The report lays out grimmer economic realities for African Americans in Pennsylvania:

  • The Black unemployment rate remains more than twice the white.
  • In the first quarter of 2019, Black unemployment in Pennsylvania, at 8.4%, was the fourth highest among the 22 states for which reliable estimates exist.
  • The African American median wage in Pennsylvania in 2018 was also fourth lowest among the 24 states for which reliable estimates exist.
  • The African-American median wage in Pennsylvania is roughly 10% lower today in inflation-adjusted terms than it was in 1979. Black Pennsylvania workers now earn less than 75% the wage of white, compared to 90% in the early 1980s.

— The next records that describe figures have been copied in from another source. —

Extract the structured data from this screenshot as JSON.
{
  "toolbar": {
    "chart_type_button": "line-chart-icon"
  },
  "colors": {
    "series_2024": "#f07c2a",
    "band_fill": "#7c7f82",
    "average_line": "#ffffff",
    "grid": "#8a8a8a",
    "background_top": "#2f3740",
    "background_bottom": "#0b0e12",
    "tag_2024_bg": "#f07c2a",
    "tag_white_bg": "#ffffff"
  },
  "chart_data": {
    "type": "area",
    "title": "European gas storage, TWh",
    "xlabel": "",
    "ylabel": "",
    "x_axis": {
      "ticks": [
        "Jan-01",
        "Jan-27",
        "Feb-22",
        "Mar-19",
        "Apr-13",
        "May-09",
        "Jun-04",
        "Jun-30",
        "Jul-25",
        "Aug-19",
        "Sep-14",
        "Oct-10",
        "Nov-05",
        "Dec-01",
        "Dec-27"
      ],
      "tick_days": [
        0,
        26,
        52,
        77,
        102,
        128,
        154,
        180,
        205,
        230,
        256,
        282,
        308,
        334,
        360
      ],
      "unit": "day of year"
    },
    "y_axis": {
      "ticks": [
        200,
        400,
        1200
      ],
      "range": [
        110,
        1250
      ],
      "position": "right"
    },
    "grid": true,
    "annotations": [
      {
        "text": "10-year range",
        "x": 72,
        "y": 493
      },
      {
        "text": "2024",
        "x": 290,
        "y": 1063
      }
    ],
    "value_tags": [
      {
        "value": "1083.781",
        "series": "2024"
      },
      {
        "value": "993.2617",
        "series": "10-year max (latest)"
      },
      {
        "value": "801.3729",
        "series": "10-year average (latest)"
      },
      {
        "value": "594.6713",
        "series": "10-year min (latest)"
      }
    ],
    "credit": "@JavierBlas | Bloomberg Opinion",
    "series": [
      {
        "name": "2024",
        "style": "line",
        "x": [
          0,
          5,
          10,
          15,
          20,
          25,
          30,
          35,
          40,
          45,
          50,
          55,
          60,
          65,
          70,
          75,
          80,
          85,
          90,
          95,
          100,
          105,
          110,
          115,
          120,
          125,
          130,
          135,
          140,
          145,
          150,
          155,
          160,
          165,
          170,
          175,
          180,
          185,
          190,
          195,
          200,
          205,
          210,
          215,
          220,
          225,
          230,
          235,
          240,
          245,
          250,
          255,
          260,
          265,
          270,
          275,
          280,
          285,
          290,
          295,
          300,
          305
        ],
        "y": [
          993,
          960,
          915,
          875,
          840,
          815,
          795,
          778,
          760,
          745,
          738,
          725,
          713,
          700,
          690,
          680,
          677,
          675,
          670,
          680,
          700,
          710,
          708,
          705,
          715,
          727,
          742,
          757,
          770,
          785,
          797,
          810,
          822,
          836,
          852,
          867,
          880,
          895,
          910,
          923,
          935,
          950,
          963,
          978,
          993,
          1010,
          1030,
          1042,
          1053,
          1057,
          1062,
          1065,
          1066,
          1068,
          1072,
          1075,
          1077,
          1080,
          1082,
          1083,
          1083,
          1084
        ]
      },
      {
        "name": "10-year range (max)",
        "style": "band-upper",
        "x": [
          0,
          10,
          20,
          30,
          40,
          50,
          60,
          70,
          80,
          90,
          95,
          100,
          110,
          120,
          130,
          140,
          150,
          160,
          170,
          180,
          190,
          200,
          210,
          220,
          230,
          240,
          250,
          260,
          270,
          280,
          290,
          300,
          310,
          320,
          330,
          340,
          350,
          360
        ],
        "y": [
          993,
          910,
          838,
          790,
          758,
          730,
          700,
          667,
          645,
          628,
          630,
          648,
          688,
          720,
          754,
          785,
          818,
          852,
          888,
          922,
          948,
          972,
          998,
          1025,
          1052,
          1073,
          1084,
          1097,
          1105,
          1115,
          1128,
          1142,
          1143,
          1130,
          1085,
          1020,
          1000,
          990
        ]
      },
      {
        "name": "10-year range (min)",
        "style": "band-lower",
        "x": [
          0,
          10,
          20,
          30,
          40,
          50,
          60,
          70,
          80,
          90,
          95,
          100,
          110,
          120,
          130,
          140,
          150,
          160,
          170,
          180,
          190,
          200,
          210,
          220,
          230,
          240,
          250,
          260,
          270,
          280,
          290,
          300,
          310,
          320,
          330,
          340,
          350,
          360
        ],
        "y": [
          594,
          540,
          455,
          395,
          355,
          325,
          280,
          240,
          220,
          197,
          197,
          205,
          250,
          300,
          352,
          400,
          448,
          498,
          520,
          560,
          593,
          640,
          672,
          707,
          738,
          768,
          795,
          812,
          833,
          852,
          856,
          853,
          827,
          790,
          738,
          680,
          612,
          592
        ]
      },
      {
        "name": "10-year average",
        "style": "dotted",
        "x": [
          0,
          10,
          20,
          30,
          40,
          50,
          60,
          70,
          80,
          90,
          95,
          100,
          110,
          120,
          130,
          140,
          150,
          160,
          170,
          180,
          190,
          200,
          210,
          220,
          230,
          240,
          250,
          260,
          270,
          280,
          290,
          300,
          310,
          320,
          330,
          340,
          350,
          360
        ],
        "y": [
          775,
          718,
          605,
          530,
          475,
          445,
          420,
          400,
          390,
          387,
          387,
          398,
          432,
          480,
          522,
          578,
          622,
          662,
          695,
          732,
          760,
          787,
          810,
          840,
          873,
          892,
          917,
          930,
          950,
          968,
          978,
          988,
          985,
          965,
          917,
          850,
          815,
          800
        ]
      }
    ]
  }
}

The report concludes with concrete policy prescription that could begin to reverse these troubling long-term trends:

  • Raise Pennsylvania’s minimum wage for the first time in over a decade.
  • Restore overtime pay and the 40-hour work week for nearly half a million Pennsylvania salaried workers.
  • Increase Pennsylvania’s minimum teacher salary.
  • And enlist newly enlightened business leaders and Pennsylvania’s existing Middle-Class Task Force to develop a plan to expand economic prosperity beyond the top 1%—and then to execute that plan.

“For four decades or more, business leaders have focused on profits and put their weight behind federal and state policies that created an economy for the 1%,” said Herzenberg. “Their recognition that such starkly unequal growth is unsustainable is a first step towards a team effort to restore an economy that works for everyone.”